In commercial use, in offices and in public washrooms etc, the handling cost of exchanging empty or near-empty rolls with fresh ones, or letting the user be disappointed at the lack of paper is of concern. This has led to tests with dispensers for rolls of paper that will last far longer.
These large rolls, often called jumbo rolls, can have a diameter of 200 to 350 mm and will thus carry a lot more paper. They will be correspondingly heavier than smaller rolls which weigh 0.1–0.2 kg, with a weight of from 0.2 to 2.0 or even 2.5 kg, and they can carry 1000 m of tissue paper.
Traditionally, rolled tissue papers have been rolled up on a core of cardboard to ascertain a hole in the middle which will allow the use of a central pin used in many dispensers. This core then has to be taken away and discarded when all the tissue paper from the roll has been used.
New market trends have introduced the coreless roll, where there is no cardboard roll around which the first windings has been started, but the roll has been produced on some type of mandrel so there is a hole, which often may have collapsed so that it has a deformed shape; it can be oval, flattened or star shaped. Normally the first windings are attached to each other by addition of some water to act like a core. All the paper can be used from such a roll, and no core has to be discarded.
WO 99/60909 teaches a method of holding a small coreless roll in a dispenser with plungers extending from the sides of the dispenser. The roll has to be prepared, preferably at the time of production, with depressions in each side, for the ends of the plungers to fit therein.
Some problems are known for cored and coreless rolls: the resulting hole can have an oval shape, or its diameter can vary with air moisture content, or the hole can become damaged at the edge, which problems can make it difficult to fit the roll in the dispenser, or the roll might wobble in the dispenser as paper is drawn from it.
A new trend is emerging with solid rolls, where even the innermost part is filled with paper and there is no hole, both for small rolls and for large jumbo rolls. This will for a given outer diameter result in more meters of paper on the roll. No central hole can be damaged, as there is none.
Special types of dispensers are needed to handle these types of rolls.
U.S. Pat. No. 6,082,664 teaches a method to hold small solid or coreless rolls in an adapter to be placed in a dispenser for cored rolls where short stubs or protrusions from the adapter are to be pressed into recesses (or divots) formed in the sides of the roll. These recesses should be formed at the time of production.

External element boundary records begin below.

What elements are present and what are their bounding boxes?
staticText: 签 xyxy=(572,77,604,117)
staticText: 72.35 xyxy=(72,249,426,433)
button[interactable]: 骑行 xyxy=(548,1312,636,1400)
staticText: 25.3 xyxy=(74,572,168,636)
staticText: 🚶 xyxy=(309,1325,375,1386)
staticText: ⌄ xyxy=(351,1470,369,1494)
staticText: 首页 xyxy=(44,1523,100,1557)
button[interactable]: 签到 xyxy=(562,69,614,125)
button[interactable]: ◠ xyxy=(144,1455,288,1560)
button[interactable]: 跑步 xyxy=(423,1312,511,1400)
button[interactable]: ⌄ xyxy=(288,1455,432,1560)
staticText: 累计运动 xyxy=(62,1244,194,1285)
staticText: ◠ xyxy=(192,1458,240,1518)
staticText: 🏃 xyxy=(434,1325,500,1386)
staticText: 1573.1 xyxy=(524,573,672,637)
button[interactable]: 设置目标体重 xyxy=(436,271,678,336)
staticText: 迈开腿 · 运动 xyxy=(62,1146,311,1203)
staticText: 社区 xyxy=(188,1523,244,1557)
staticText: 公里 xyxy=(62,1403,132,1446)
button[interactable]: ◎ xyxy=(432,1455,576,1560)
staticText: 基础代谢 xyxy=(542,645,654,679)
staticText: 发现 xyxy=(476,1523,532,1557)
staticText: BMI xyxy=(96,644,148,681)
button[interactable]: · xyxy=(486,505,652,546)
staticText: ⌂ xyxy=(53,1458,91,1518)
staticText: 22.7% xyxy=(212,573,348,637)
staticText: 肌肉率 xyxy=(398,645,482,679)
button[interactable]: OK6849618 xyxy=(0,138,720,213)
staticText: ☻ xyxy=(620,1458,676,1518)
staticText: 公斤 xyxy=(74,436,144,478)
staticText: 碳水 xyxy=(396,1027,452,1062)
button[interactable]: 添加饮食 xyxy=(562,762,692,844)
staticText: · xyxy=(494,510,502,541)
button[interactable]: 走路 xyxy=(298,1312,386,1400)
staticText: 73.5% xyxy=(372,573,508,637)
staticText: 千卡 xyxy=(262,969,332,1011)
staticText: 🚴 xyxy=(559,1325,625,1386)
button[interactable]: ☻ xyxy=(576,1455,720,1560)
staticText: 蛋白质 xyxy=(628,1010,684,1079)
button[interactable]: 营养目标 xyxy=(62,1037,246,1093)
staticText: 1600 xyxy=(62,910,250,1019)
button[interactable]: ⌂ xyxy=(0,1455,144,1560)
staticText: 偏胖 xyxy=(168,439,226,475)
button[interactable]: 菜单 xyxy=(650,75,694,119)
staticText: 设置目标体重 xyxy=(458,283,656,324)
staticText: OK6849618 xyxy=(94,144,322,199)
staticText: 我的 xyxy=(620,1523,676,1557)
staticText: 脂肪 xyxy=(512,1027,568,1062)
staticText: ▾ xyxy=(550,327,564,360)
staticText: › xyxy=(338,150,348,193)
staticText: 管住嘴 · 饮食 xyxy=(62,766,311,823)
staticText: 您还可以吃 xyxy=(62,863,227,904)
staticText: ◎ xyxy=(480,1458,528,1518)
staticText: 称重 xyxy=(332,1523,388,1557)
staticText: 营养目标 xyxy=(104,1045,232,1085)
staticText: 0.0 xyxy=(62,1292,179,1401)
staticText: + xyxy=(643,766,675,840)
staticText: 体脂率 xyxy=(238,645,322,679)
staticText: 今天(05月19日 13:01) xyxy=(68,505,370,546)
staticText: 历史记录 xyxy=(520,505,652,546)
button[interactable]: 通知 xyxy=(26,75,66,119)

U.S. Pat. No. 6,161,795 shows a solid jumbo roll resting on two drive rolls. The tissue paper drawn from the jumbo roll is led through a channel formed by two belts driven by the force of the pulled tissue paper. This will also turn the jumbo roll and the drive rolls. At the end of the channel the belts form a nip which will cause the paper to be broken when pulled. All force needed to rotate the belts and the jumbo roll is actuated through the tissue paper. If the paper breaks just in the nip, there will be no easily pulled paper end to catch.
JP 10-167,432 teaches the use of an electrical motor to rotate a solid jumbo roll via a belt driving the periphery of a roll coupling a required distance to dispense a piece of paper. What the patentee here calls a jumbo roll really is a mother roll, but the teaching could be possible to use for a jumbo roll too.
The sheer size and weight of jumbo rolls make many standard dispenser solutions inappropriate. The roll needs to be installed alongside a wall. The weight of the roll necessitates a sturdy holding mechanism. The paper outlet most often needs to be placed at a low point of the dispenser. It is difficult to use a perforated tissue paper for jumbo rolls, as the perforation will lessen its strength.
There is a need for a simple and reliable method of installing and holding solid rolls in a dispenser, without complicated mechanisms. There is also a need for a dispenser for solid rolls which allows a simple and reliable method of operation. The need is more pronounced for larger and jumbo rolls.
These large rolls need to be protected from pilfering, so that an ill-advised user cannot take out a roll with a substantial amount of paper left on it.